Exercise 2: Hash Functions in Python & Java

This exercise gives you practice at computing hashes using the facilities offered by the standard libraries of Python and Java. If you are doing this on your own PC, there is nothing else to install, beyond having working installations of Python 3 and the Java Development Kit.

Python

  1. Create a directory for this exercise and download message.txt into it.

  2. If doing this exercise on a SoC Linux machine, activate the Anaconda Python distribution by entering the following in a terminal window:

    module load legacy-eng
    module add anaconda3/2020.11
    

    This will ensure that the python command runs Python 3.

  3. Enter python in the terminal window to run Python’s REPL (read-eval-print loop). Read the contents of message.txt into a byte string using the following code:

    >>> import pathlib
    >>> path = pathlib.Path("message.txt")
    >>> data = path.read_bytes()
    
  4. Use the hashlib module to compute and display a SHA-256 hash of the file contents, like so:

    >>> import hashlib
    >>> h = hashlib.sha256()
    >>> h.update(data)
    >>> print(h.hexdigest())
    

    Note that the update() method can be called repeatedly, to feed the hash function with multiple items of data. If you have a single chunk of data, this example can be shortened to

    print(hashlib.sha256(data).hexdigest())
    

    Note also that you can use digest() instead of hexdigest(), to get output from the hash function as raw bytes instead of a string of printable hex digits. Try this now to compare the sizes of the input to and output from the hash function. You can use len(data) to get the former and len(h.digest()) to get the latter. You’ll see that the hash is smaller than the input. The hash size never varies, regardless of how large or small the input gets.

  5. A wide range of hash functions is provided by the hashlib module. You can see what is available on your platform by examining the value of the variable hashlib.algorithms_available in the REPL.

Java

Hash functions can be accessed in Java using the MessageDigest class, which is part of the java.security package in Java’s standard library.

  1. Download Hash.java to the directory you are working in. This file contains a Java program that is supposed to compute the hash of a file named on the command line, using a hash function also specified on the command line. Currently, all it does is read bytes from the named file.

  2. Under the ‘Apply hash function’ comment, add the following:

    MessageDigest md = MessageDigest.getInstance(args[1]);
    md.update(message);
    byte[] hash = md.digest();
    

    A MessageDigest object is obtained by calling the getInstance() method, supplying the name of the desired hash function as a string. The Java documentation has a list of supported hash function names. In this code, the name comes from the second command line argument of the program.

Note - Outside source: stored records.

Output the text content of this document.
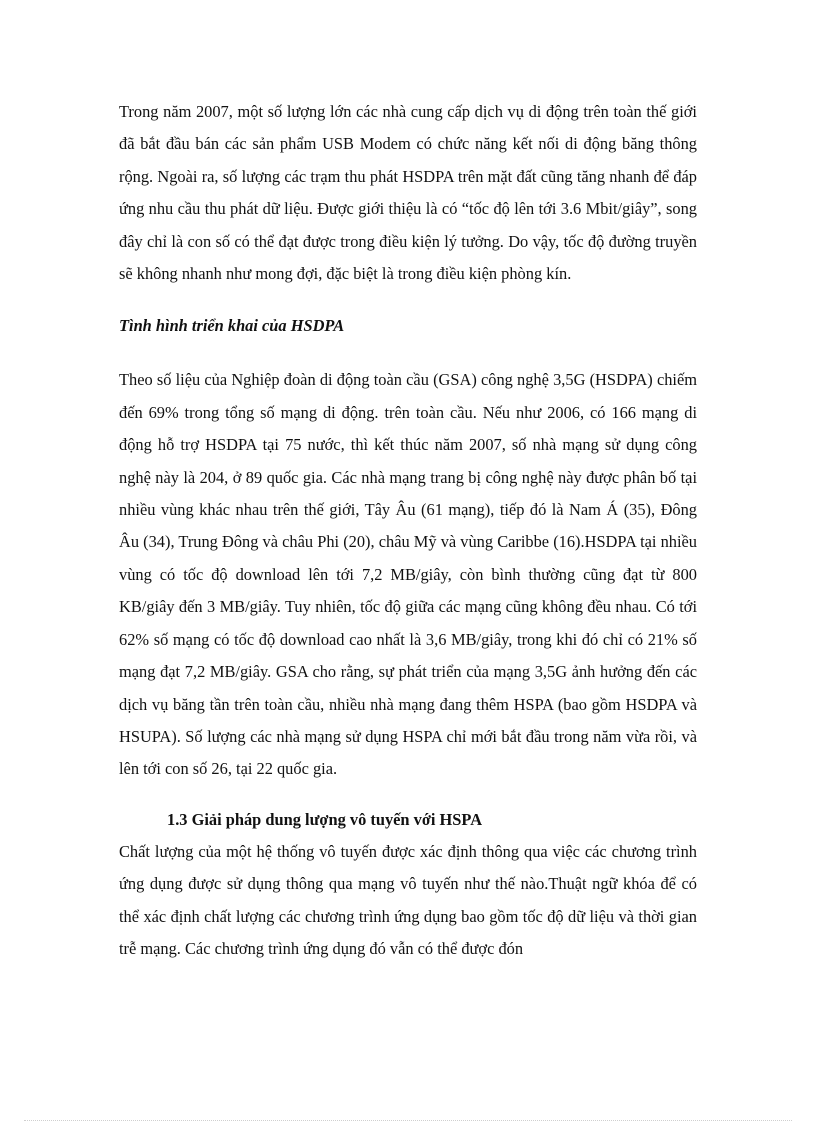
Trong năm 2007, một số lượng lớn các nhà cung cấp dịch vụ di động trên toàn thế giới đã bắt đầu bán các sản phẩm USB Modem có chức năng kết nối di động băng thông rộng. Ngoài ra, số lượng các trạm thu phát HSDPA trên mặt đất cũng tăng nhanh để đáp ứng nhu cầu thu phát dữ liệu. Được giới thiệu là có “tốc độ lên tới 3.6 Mbit/giây”, song đây chỉ là con số có thể đạt được trong điều kiện lý tưởng. Do vậy, tốc độ đường truyền sẽ không nhanh như mong đợi, đặc biệt là trong điều kiện phòng kín.

Tình hình triển khai của HSDPA

Theo số liệu của Nghiệp đoàn di động toàn cầu (GSA) công nghệ 3,5G (HSDPA) chiếm đến 69% trong tổng số mạng di động. trên toàn cầu. Nếu như 2006, có 166 mạng di động hỗ trợ HSDPA tại 75 nước, thì kết thúc năm 2007, số nhà mạng sử dụng công nghệ này là 204, ở 89 quốc gia. Các nhà mạng trang bị công nghệ này được phân bố tại nhiều vùng khác nhau trên thế giới, Tây Âu (61 mạng), tiếp đó là Nam Á (35), Đông Âu (34), Trung Đông và châu Phi (20), châu Mỹ và vùng Caribbe (16).HSDPA tại nhiều vùng có tốc độ download lên tới 7,2 MB/giây, còn bình thường cũng đạt từ 800 KB/giây đến 3 MB/giây. Tuy nhiên, tốc độ giữa các mạng cũng không đều nhau. Có tới 62% số mạng có tốc độ download cao nhất là 3,6 MB/giây, trong khi đó chỉ có 21% số mạng đạt 7,2 MB/giây. GSA cho rằng, sự phát triển của mạng 3,5G ảnh hưởng đến các dịch vụ băng tần trên toàn cầu, nhiều nhà mạng đang thêm HSPA (bao gồm HSDPA và HSUPA). Số lượng các nhà mạng sử dụng HSPA chỉ mới bắt đầu trong năm vừa rồi, và lên tới con số 26, tại 22 quốc gia.

1.3 Giải pháp dung lượng vô tuyến với HSPA

Chất lượng của một hệ thống vô tuyến được xác định thông qua việc các chương trình ứng dụng được sử dụng thông qua mạng vô tuyến như thế nào.Thuật ngữ khóa để có thể xác định chất lượng các chương trình ứng dụng bao gồm tốc độ dữ liệu và thời gian trễ mạng. Các chương trình ứng dụng đó vẫn có thể được đón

    As with the Python example, we feed data to the hash function by calling the update() method, then call the digest() method to retrieve the computed hash.

    Check that the program compiles before continuing. If you see a compiler error, make sure that you’ve imported MessageDigest from the java.security package.

  3. Under the ‘Display hash’ comment, add code that will display the hash as a string of hex digits. Compile and run the program, specifying message.txt and SHA-256 as command line arguments. Compare its output with that obtained from Python.